Hoje, ‘Dia do Goleiro’, noroestino Fabiano festeja data com orgulho

Rodrigo Allegro
| Tempo de leitura: 2 min

Hoje, 26 de abril, é o “Dia do Goleiro”. A data surgiu na metade dos anos 70. Os goleiros, que contam até com um ditado, “onde o goleiro pisa, não nasce grama”, passam o ano duelando contra os atacantes, além de serem chamados, dependendo da ocasião, de frangueiros, adjetivo este repudiado por dez entre dez goleiros.

O Noroeste, conhecido por ao longo dos anos contar com grandes goleiros, entre eles João Marcos, Navarro, Sílvio Luís, Everton, Maurício e Mauro, hoje em dia conta com outro excelente goleiro. Indicado por diversas vezes na seleção da rodada do Paulistão, Fabiano se tornou ídolo da torcida noroestina, após salvar, literalmente, a equipe de derrotas e gols em várias ocasiões.

A relação do goleiro do Norusca com o gol vem de longe. “Minha mãe conta que quando eu tinha três anos eu ficava pedindo para ela chutar a bola para eu poder defender.
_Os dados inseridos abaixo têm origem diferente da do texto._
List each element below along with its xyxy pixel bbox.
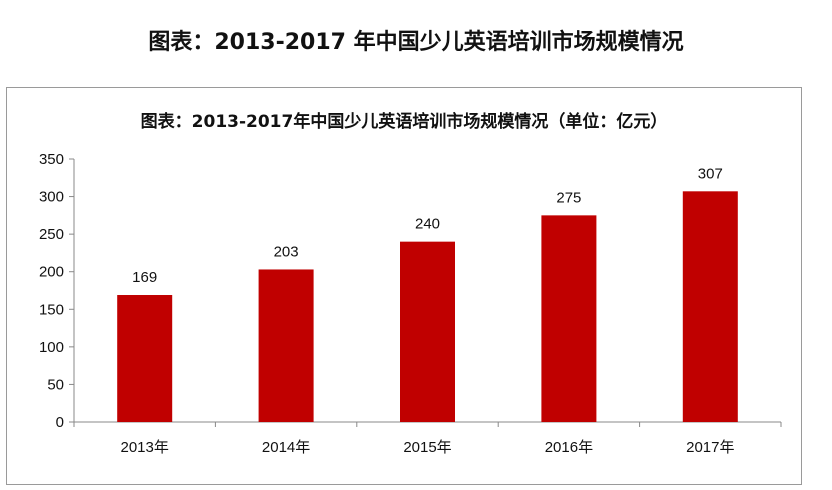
y-tick-label: 300 bbox=[39, 189, 64, 206]
data-label: 203 bbox=[274, 243, 299, 260]
bar bbox=[400, 241, 455, 422]
bar bbox=[541, 215, 597, 422]
chart-title: 图表：2013-2017年中国少儿英语培训市场规模情况（单位：亿元） bbox=[140, 112, 668, 132]
bar bbox=[682, 191, 738, 422]
y-tick-label: 100 bbox=[39, 339, 64, 356]
y-tick-label: 0 bbox=[56, 414, 64, 431]
bar-chart-plot: 0 50 100 150 200 250 300 350 169 2013年 203 2014年 240… bbox=[39, 151, 782, 456]
y-tick-label: 150 bbox=[39, 301, 64, 318]
data-label: 169 bbox=[132, 269, 157, 286]
bar bbox=[117, 295, 173, 422]
x-tick-label: 2015年 bbox=[403, 439, 451, 456]
data-label: 307 bbox=[698, 165, 723, 182]
chart-frame: 图表：2013-2017年中国少儿英语培训市场规模情况（单位：亿元） 0 50 10… bbox=[6, 87, 802, 485]
page-title: 图表：2013-2017 年中国少儿英语培训市场规模情况 bbox=[148, 30, 684, 55]
x-tick-label: 2014年 bbox=[262, 439, 310, 456]
y-tick-label: 350 bbox=[39, 151, 64, 168]
x-tick-label: 2013年 bbox=[121, 439, 169, 456]
x-tick-label: 2017年 bbox=[686, 439, 734, 456]
y-tick-label: 200 bbox=[39, 264, 64, 281]
x-tick-label: 2016年 bbox=[545, 439, 593, 456]
data-label: 240 bbox=[415, 216, 440, 233]
y-tick-label: 250 bbox=[39, 226, 64, 243]
data-label: 275 bbox=[556, 189, 581, 206]
bar bbox=[258, 269, 314, 422]
y-tick-label: 50 bbox=[47, 376, 64, 393]
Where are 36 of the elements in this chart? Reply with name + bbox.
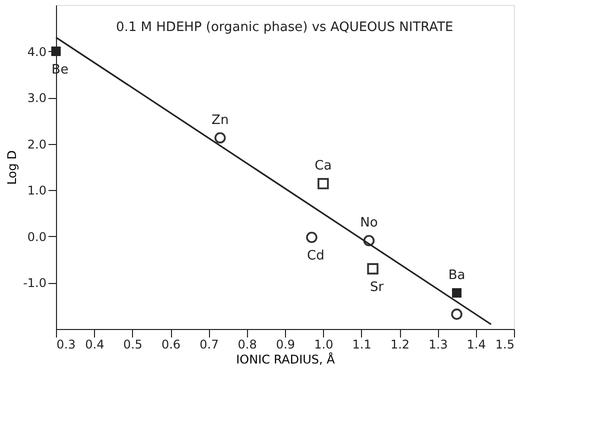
y-tick-label: -1.0 [23, 276, 46, 290]
y-axis-title: Log D [5, 150, 20, 185]
x-tick-label: 0.8 [238, 338, 257, 352]
x-tick-label: 0.9 [276, 338, 296, 352]
y-tick-label: 1.0 [27, 184, 46, 198]
x-tick-label: 1.1 [352, 338, 372, 352]
annotation: No [360, 216, 378, 231]
x-axis-title: IONIC RADIUS, Å [236, 352, 336, 366]
x-tick-label: 1.4 [466, 338, 486, 352]
point [318, 178, 329, 190]
x-tick-label: 0.4 [85, 338, 104, 352]
x-tick-label: 0.7 [200, 338, 219, 352]
point [451, 308, 462, 320]
x-tick-label: 0.5 [123, 338, 142, 352]
annotation: Cd [307, 248, 324, 264]
y-tick-label: 0.0 [27, 230, 46, 244]
point [214, 132, 226, 144]
y-tick-label: 2.0 [27, 137, 46, 152]
annotation: Ba [448, 268, 466, 283]
x-tick-label: 1.3 [428, 338, 448, 352]
annotation: Sr [370, 280, 384, 295]
point [306, 232, 318, 243]
point [51, 46, 61, 56]
point [452, 288, 462, 298]
x-tick-label: 1.2 [390, 338, 410, 352]
x-tick-label: 0.6 [161, 338, 181, 352]
x-tick-label: 1.0 [314, 338, 334, 352]
y-tick-label: 4.0 [27, 44, 46, 59]
point [367, 263, 378, 274]
annotation: Zn [212, 112, 229, 128]
x-tick-label: 0.3 [56, 338, 76, 352]
y-tick-label: 3.0 [27, 91, 46, 106]
annotation: Ca [314, 158, 332, 174]
x-tick-label: 1.5 [495, 338, 514, 352]
text: 0.1 M HDEHP (organic phase) vs AQUEOUS NITRATE [116, 20, 454, 35]
point [363, 234, 375, 246]
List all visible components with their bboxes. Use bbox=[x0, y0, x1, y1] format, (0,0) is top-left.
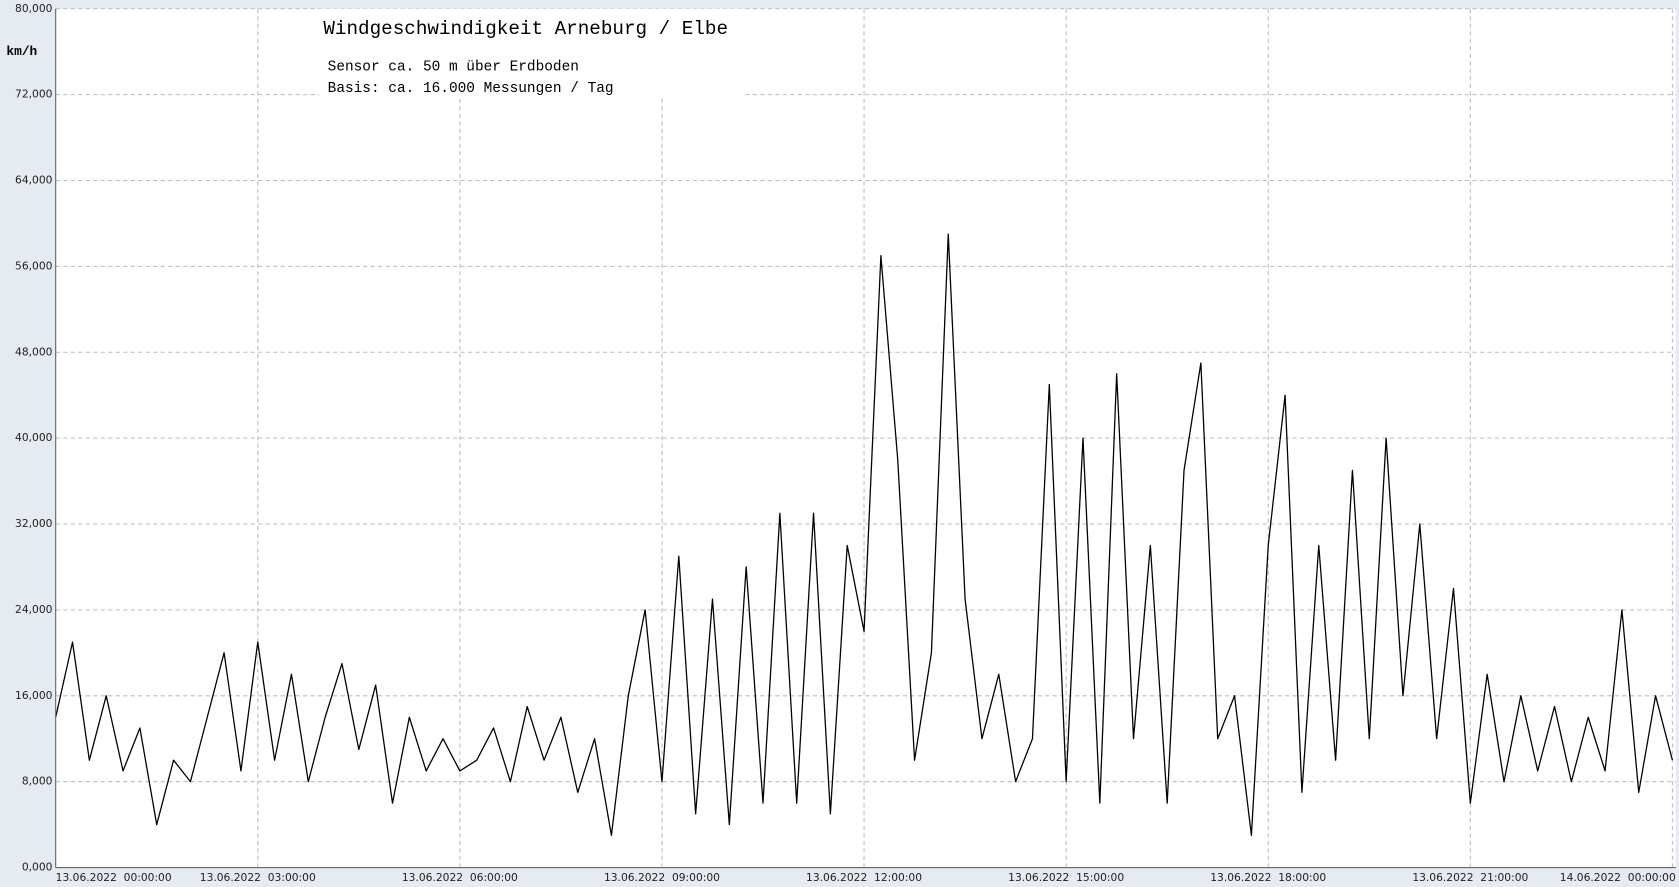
chart-title: Windgeschwindigkeit Arneburg / Elbe bbox=[323, 18, 728, 40]
y-tick-label: 0,000 bbox=[22, 861, 53, 874]
y-tick-label: 24,000 bbox=[15, 603, 53, 616]
y-tick-label: 72,000 bbox=[15, 88, 53, 101]
data-line bbox=[55, 233, 1674, 836]
x-tick-label: 13.06.2022 06:00:00 bbox=[402, 871, 518, 884]
marks bbox=[55, 233, 1674, 836]
x-tick-label: 13.06.2022 18:00:00 bbox=[1210, 871, 1326, 884]
title-box bbox=[319, 8, 746, 97]
y-tick-label: 16,000 bbox=[15, 689, 53, 702]
y-tick-label: 48,000 bbox=[15, 345, 53, 358]
x-tick-label: 13.06.2022 00:00:00 bbox=[56, 871, 172, 884]
x-tick-label: 13.06.2022 15:00:00 bbox=[1008, 871, 1124, 884]
y-axis-label: km/h bbox=[6, 44, 37, 59]
y-tick-label: 56,000 bbox=[15, 259, 53, 272]
y-tick-label: 32,000 bbox=[15, 517, 53, 530]
y-tick-label: 40,000 bbox=[15, 431, 53, 444]
y-tick-label: 80,000 bbox=[15, 2, 53, 15]
annotation: Basis: ca. 16.000 Messungen / Tag bbox=[328, 81, 614, 97]
x-tick-label: 13.06.2022 12:00:00 bbox=[806, 871, 922, 884]
chart-subtitle: Sensor ca. 50 m über Erdboden bbox=[328, 59, 579, 75]
y-tick-label: 8,000 bbox=[22, 775, 53, 788]
x-tick-label: 13.06.2022 09:00:00 bbox=[604, 871, 720, 884]
y-tick-label: 64,000 bbox=[15, 174, 53, 187]
labels: 0,000 8,000 16,000 24,000 32,000 40,000 48,000… bbox=[15, 2, 1676, 884]
x-tick-label: 13.06.2022 03:00:00 bbox=[200, 871, 316, 884]
x-tick-label: 13.06.2022 21:00:00 bbox=[1412, 871, 1528, 884]
x-tick-label: 14.06.2022 00:00:00 bbox=[1560, 871, 1676, 884]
Não tem jeito, só pode estar no sangue a vontade de querer se tornar goleiro”, relembra Fabiano, que disse que atua no gol desde os oito anos, hoje Fabiano tem 30.

“Eu nunca pretendi jogar em nenhuma outra posição e, graças a Deus, dei seqüência à minha carreira e estou há dez anos atuando como goleiro profissional”, revela.

Sobre a conquista dos goleiros brasileiros no mercado europeu, Fabiano acha que, após Tafarel se destacar atuando na Itália, a posição ganhou mais credibilidade . “Hoje em dia, o goleiro brasileiro tem muito respeito na Europa e isso é muito bom para nossa valorização. É uma posição injustiçada em determinadas situações.”

Essas injustiças a que Fabiano se refere, se resumem ao fato da posição de goleiro ir do céu ao inferno em questões de minutos. “Eu atuava pelo XV de Jaú, em 2003, e numa partida pela Série A3 do Campeonato Paulista, o XV estava ganhando o jogo, por 2 a 1, mas eu acabei falhando no segundo gol e o Marília empatou, levando a decisão para os pênaltis. Eu acabei sendo xingado por alguns torcedores, mas durante a disputa eu defendi duas cobranças e nós conseguimos a classificação. Após o jogo, eu saí de campo carregado pelos mesmos torcedores que me xingaram. Coisas do futebol”, conclui o goleiro do Norusca.